Describing it as "things they can't teach you in medical school", Ms Gabriel added that supervised work in KEMH helps keep the students' skills sharp over the summers.

As a medical student in 2008, Mr. Cattell participated in the hospitalist programme just after its launch in Bermuda. Initially the work was "shadowing" doctors, checking in on patients and helping with their care. "Last year I was in the emergency room," he said.

Now going into his final year of university, Mr. Cattell's studies abroad have covered "obs and gyn, muscular-skeletal, neurology and paediatrics. But coming back, you obviously see a bit of everything, which is good - it's a refresher."

For the past two weeks he had been assisting operations in the emergency department, where the work is by definition sudden and often acute. "In the hospitalist programme...it's long term care; the full team is responsible and you see different angles of the patient journey."

Mr. Cattell added: "In a way, it's practicing early."

Closely supervised, students are encouraged to get to know patients along with their conditions and their management plans, following them over months.

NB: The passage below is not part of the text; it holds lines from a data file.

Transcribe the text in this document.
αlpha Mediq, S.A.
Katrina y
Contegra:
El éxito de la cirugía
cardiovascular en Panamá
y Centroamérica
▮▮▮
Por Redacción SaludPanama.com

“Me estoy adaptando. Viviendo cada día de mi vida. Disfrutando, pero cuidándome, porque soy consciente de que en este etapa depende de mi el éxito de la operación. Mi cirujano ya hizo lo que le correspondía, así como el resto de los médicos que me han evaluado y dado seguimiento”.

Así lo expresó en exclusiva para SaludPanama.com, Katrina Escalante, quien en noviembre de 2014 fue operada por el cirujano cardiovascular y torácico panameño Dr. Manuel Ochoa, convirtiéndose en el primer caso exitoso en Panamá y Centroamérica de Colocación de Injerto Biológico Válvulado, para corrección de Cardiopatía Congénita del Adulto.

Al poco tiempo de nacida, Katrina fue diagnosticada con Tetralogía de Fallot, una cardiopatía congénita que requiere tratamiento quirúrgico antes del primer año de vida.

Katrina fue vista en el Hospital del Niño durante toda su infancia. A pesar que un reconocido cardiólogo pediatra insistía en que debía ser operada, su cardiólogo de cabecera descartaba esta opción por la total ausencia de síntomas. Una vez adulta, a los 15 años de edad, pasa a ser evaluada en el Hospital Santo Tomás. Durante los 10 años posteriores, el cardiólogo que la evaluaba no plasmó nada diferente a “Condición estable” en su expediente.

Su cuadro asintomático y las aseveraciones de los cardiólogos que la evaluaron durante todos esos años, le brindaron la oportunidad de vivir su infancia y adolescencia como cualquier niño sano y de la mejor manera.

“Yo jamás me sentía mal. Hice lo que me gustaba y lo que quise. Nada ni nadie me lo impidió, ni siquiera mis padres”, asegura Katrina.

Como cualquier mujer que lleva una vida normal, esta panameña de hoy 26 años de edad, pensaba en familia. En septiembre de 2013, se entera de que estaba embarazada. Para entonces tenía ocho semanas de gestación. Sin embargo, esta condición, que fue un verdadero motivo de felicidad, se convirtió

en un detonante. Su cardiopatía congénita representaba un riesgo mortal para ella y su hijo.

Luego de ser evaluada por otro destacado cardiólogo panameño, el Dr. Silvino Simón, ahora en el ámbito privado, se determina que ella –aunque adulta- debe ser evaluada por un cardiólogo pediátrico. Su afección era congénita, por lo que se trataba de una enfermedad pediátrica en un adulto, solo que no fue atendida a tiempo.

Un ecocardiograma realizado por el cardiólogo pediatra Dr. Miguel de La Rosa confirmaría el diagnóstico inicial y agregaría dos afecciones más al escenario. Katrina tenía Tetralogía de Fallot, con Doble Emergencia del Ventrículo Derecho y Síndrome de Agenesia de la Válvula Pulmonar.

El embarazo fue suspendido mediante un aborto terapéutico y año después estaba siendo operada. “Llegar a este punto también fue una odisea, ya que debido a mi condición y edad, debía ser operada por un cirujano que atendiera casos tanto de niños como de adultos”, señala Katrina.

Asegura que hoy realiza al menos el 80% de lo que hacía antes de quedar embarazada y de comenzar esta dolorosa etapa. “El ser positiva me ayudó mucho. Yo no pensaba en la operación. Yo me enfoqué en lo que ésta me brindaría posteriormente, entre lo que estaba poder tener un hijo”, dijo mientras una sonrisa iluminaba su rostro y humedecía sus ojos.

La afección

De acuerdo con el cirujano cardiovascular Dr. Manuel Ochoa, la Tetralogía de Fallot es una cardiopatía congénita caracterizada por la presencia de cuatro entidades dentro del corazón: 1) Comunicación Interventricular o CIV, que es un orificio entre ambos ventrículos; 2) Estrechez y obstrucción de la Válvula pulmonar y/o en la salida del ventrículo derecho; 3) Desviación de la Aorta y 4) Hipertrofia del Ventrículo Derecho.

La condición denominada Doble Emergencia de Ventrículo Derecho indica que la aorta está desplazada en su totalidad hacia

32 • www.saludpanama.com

Ms Gabriel, who attends The Royal College of Surgeons in Dublin, has worked at KEMH over the past four summers. She said: "In the early years of medical school, it's mostly theoretical work; you're not seeing patients so much. I was able to come home in the summers, and everything I'd studied in the books would come alive - it really gave me that drive. I knew why I was studying."

Mr. Cattell added: "The doctors always say that when you see a typical case in the textbook, it's just words. When you see a live patient, you'll think back to it the next time you see a patient on the ward - it reminds you powerfully of what you've learned."

Since medical studies for Bermudians necessarily involve off-the-island education, KEMH is eager to encourage these students to return to Bermuda once they have qualified.

"There's some general evidence that shows that where medical students train, they're more likely to go and work," Mr. Cattell said.

"Obviously, Bermuda doesn't have a medical school per se - but if students can come back, they can become more aware of what opportunities are available. That's one of the things we were hoping to do with the Medical Students Society, to find doctors who were willing to act as mentors or provide other experience."

Hospital-based experience, he said, has also made it easier to match students' interests or specialties with the appropriate available work.

The BMSS was founded in part to promote mentorship of Bermuda's medical students, Ms Gabriel said: to inform students of local support.

As Ms Ostroff said, "You need to get experience abroad, but at some point we want to encourage people to come back."

Medical students can contact the BMSS via its Facebook group, where further details are accessible. Although Society membership is currently restricted to students, the BMSS hopes to entice prospective students as well. For those who were unable to attend last month's BMSS seminar, another is planned for December of this year.